Actos News
New Study: Actos Users 80 Percent More Likely to Develop Bladder Cancer
Thursday, May 31, 2012
A new study conducted by researchers at McGill University and Jewish General Hospital in Montreal, Canada suggests people with Type 2 diabetes that take Actos (pioglitazone) are over 80 percent more likely to develop bladder cancer than those who don't take the drug. For patients that take Actos for more than two years, the risk of developing bladder cancer is doubled - a finding that is very unsettling considering Actos is meant to be taken long term. The Actos study was published Thursday in the journal BMJ.

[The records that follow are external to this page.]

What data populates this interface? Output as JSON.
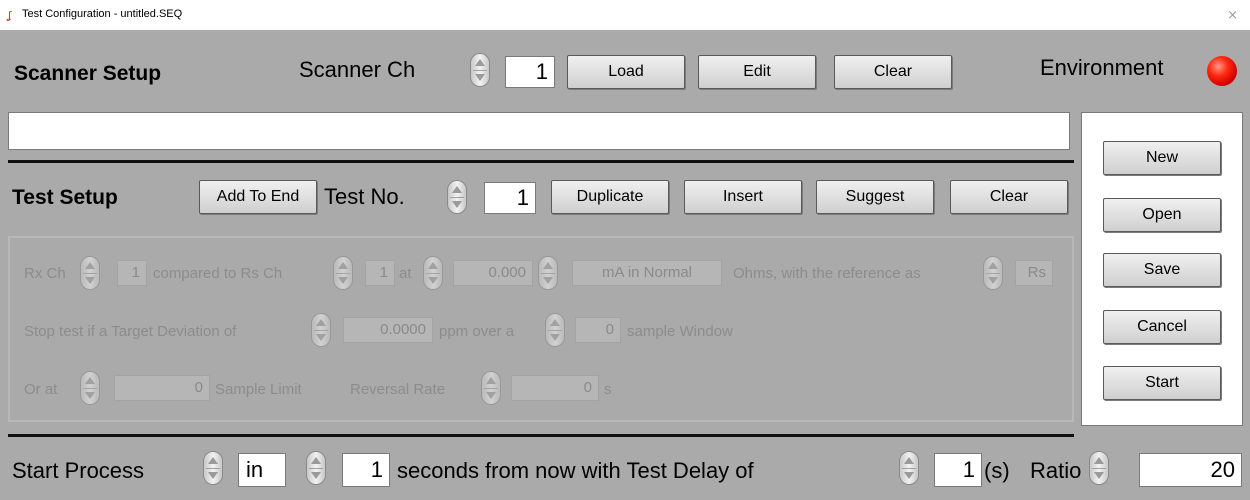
{
  "window": {
    "title": "Test Configuration - untitled.SEQ",
    "close_glyph": "×"
  },
  "scanner": {
    "heading": "Scanner Setup",
    "ch_label": "Scanner Ch",
    "ch_value": "1",
    "load": "Load",
    "edit": "Edit",
    "clear": "Clear",
    "env_label": "Environment",
    "env_led_color": "#ff1a00"
  },
  "side": {
    "new": "New",
    "open": "Open",
    "save": "Save",
    "cancel": "Cancel",
    "start": "Start"
  },
  "test": {
    "heading": "Test Setup",
    "add_to_end": "Add To End",
    "no_label": "Test No.",
    "no_value": "1",
    "duplicate": "Duplicate",
    "insert": "Insert",
    "suggest": "Suggest",
    "clear": "Clear"
  },
  "params": {
    "rx_label": "Rx Ch",
    "rx_value": "1",
    "compared_label": "compared to Rs Ch",
    "rs_value": "1",
    "at_label": "at",
    "current_value": "0.000",
    "mode_value": "mA in Normal",
    "ohms_label": "Ohms, with the reference as",
    "ref_value": "Rs",
    "stop_label": "Stop test if a Target Deviation of",
    "dev_value": "0.0000",
    "ppm_label": "ppm over a",
    "window_value": "0",
    "window_label": "sample Window",
    "or_label": "Or at",
    "limit_value": "0",
    "limit_label": "Sample Limit",
    "rev_label": "Reversal Rate",
    "rev_value": "0",
    "rev_unit": "s"
  },
  "footer": {
    "start_label": "Start Process",
    "mode_value": "in",
    "seconds_value": "1",
    "seconds_label": "seconds from now with Test Delay of",
    "delay_value": "1",
    "delay_unit": "(s)",
    "ratio_label": "Ratio",
    "ratio_value": "20"
  }
}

The Actos study comes on the heels of a safety announcement from Health Canada earlier this year that indicated "emerging signals" have linked Actos (pioglitazone) to bladder cancer. Health Canada, the nation's federal health department, issued the statement after performing a safety assessment of the Type 2 diabetes drug, which was based on an ongoing study being conducted by Actos manufacturer, Takeda Pharmaceuticals. The drug regulator asked Takeda to update the Actos label to inform the drug's users about the link to bladder cancer.
Researchers in the latest study looked at medical records from over 115,000 people from Britain that were prescribed medication for their Type 2 diabetes. The patients were placed into four groups: those that took pioglitazone exclusively, those that took rosiglitazone (Avandia) exclusively, those that took a combination of both pioglitazone and rosiglitazone, and those that took nothing. An increased risk for bladder cancer was only seen in the group of patients that took pioglitazone. The risk was found to be greater in patients that took pioglitazone for longer durations or at higher dosages.

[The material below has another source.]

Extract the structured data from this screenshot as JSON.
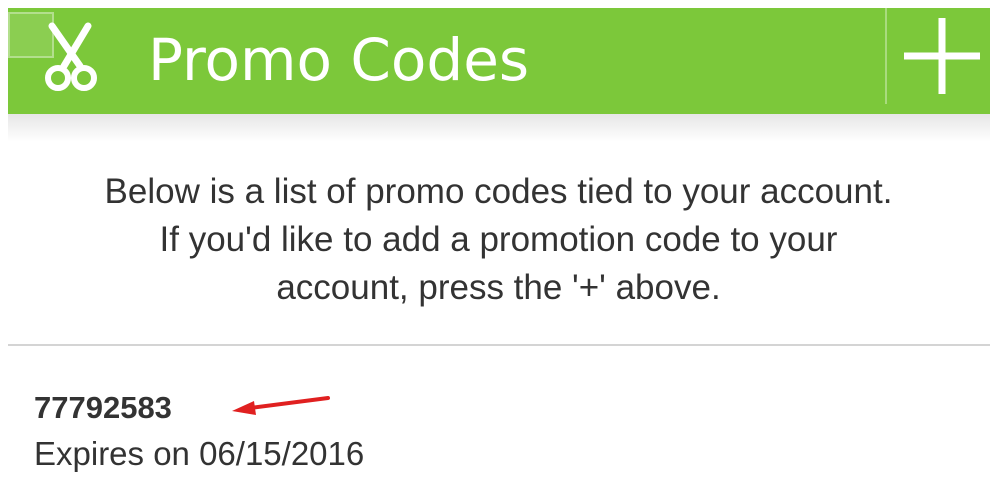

"I think this is probably the single best study of this issue, and I think (it) leaves little doubt that pioglitazone is a potential risk for bladder cancer," said Dr. David Juurlink, head of the division of clinical pharmacology at the University of Toronto. "I think this study adds fuel to the argument that this is a class of drugs that people should simply not be prescribing - doctors should simply not be prescribing."